Quality in pharmaceutical development follows European Community (EC) directives and their associated guidelines with the aim of establishing documentation for chemical, pharmaceutical, and biological tests for marketing authorization in accordance with Part II of the Notice to Applicants. The quality concept is introduced as early as possible in the development process (eg, preclinical and clinical trials). An international pharmaceutical company develops quality into a product taking into consideration regulations outside of the EC community such as the quality standards of the United States, Japan, and World Health Organization (WHO) in order to guarantee quality on a worldwide basis. Therefore, international harmonization is needed for the concept of quality design during development and the results must be incorporated in the registration documents for international use. Many ideas within the International Council on Harmonization (ICH) procedures are being looked at and some further aspects need to be harmonized, such as the documentation of the manufacturing procedure and quality/process controls during the manufacturing of a new drug substance.

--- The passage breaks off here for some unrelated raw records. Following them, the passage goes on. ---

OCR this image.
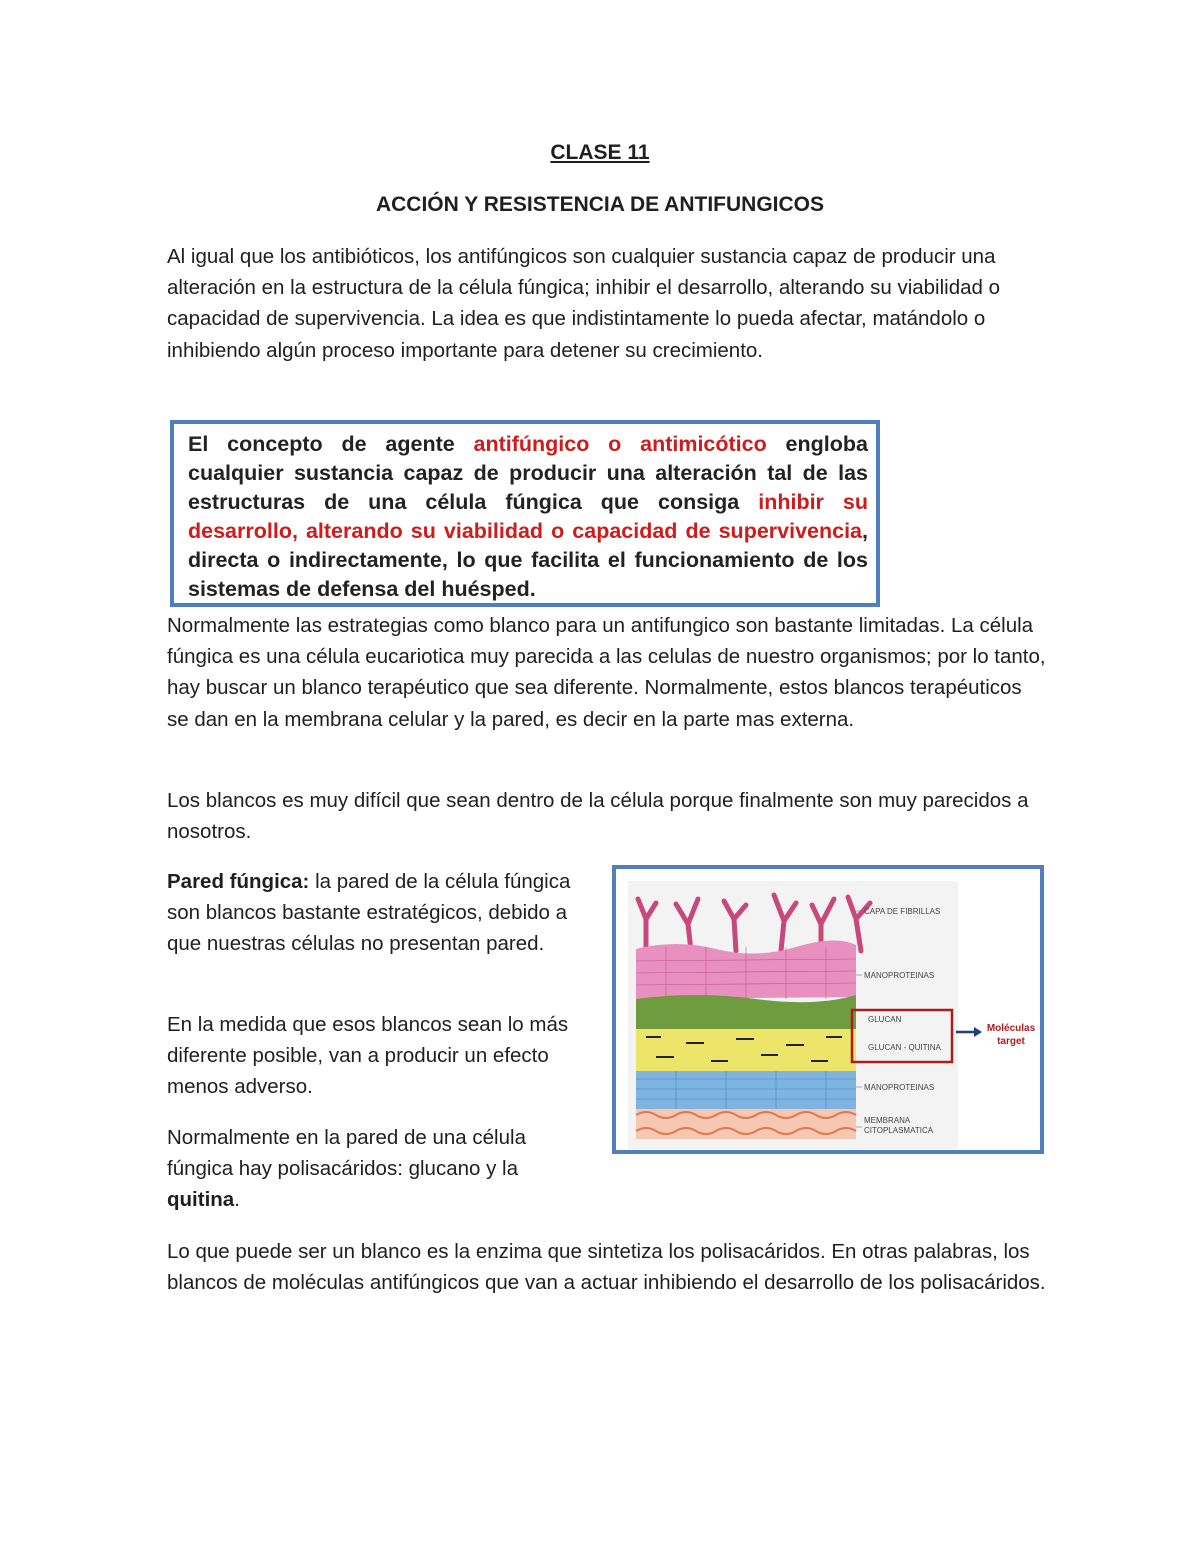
CLASE 11
ACCIÓN Y RESISTENCIA DE ANTIFUNGICOS

Al igual que los antibióticos, los antifúngicos son cualquier sustancia capaz de producir una alteración en la estructura de la célula fúngica; inhibir el desarrollo, alterando su viabilidad o capacidad de supervivencia. La idea es que indistintamente lo pueda afectar, matándolo o inhibiendo algún proceso importante para detener su crecimiento.

El concepto de agente antifúngico o antimicótico engloba cualquier sustancia capaz de producir una alteración tal de las estructuras de una célula fúngica que consiga inhibir su desarrollo, alterando su viabilidad o capacidad de supervivencia, directa o indirectamente, lo que facilita el funcionamiento de los sistemas de defensa del huésped.

Normalmente las estrategias como blanco para un antifungico son bastante limitadas. La célula fúngica es una célula eucariotica muy parecida a las celulas de nuestro organismos; por lo tanto, hay buscar un blanco terapéutico que sea diferente. Normalmente, estos blancos terapéuticos se dan en la membrana celular y la pared, es decir en la parte mas externa.

Los blancos es muy difícil que sean dentro de la célula porque finalmente son muy parecidos a nosotros.

Pared fúngica: la pared de la célula fúngica son blancos bastante estratégicos, debido a que nuestras células no presentan pared.

En la medida que esos blancos sean lo más diferente posible, van a producir un efecto menos adverso.

Normalmente en la pared de una célula fúngica hay polisacáridos: glucano y la quitina.

Lo que puede ser un blanco es la enzima que sintetiza los polisacáridos. En otras palabras, los blancos de moléculas antifúngicos que van a actuar inhibiendo el desarrollo de los polisacáridos.

CAPA DE FIBRILLAS
MANOPROTEINAS
GLUCAN
GLUCAN - QUITINA
MANOPROTEINAS
MEMBRANA
CITOPLASMATICA
Moléculas
target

In addition to the regulations for setting up the quality documentation to be submitted to the registration authorities, drug substances and drug products have to be manufactured in accordance with good manufacturing practices (GMP) throughout the development phases of the clinical trials. To guarantee these requirements, accompanying GMP aspects have to be considered, such as the quality assurance system, premises and equipment, sanitation and hygiene, the validation concept, and documentation. The pharmaceutical companies located in Europe have to follow primarily ECGMP regulations but also have to consider other GMP guidelines (eg, WHO, US, and Japan) insofar as their drug products are exported to countries outside of Europe. Many GMP aspects in the existing guidelines are comparable but there is a need for harmonization to some extent. Besides the GMP regulations in the pharmaceutical field, the Commission European de Normalisation Electrique (CEN/CENELEC) Common Rules (Deutsche Industrie Norm [DIN] ISO 9000–9004 and EN 29000–29004) should be investigated with a view to adoption by the pharmaceutical sector within the framework of overall harmonization.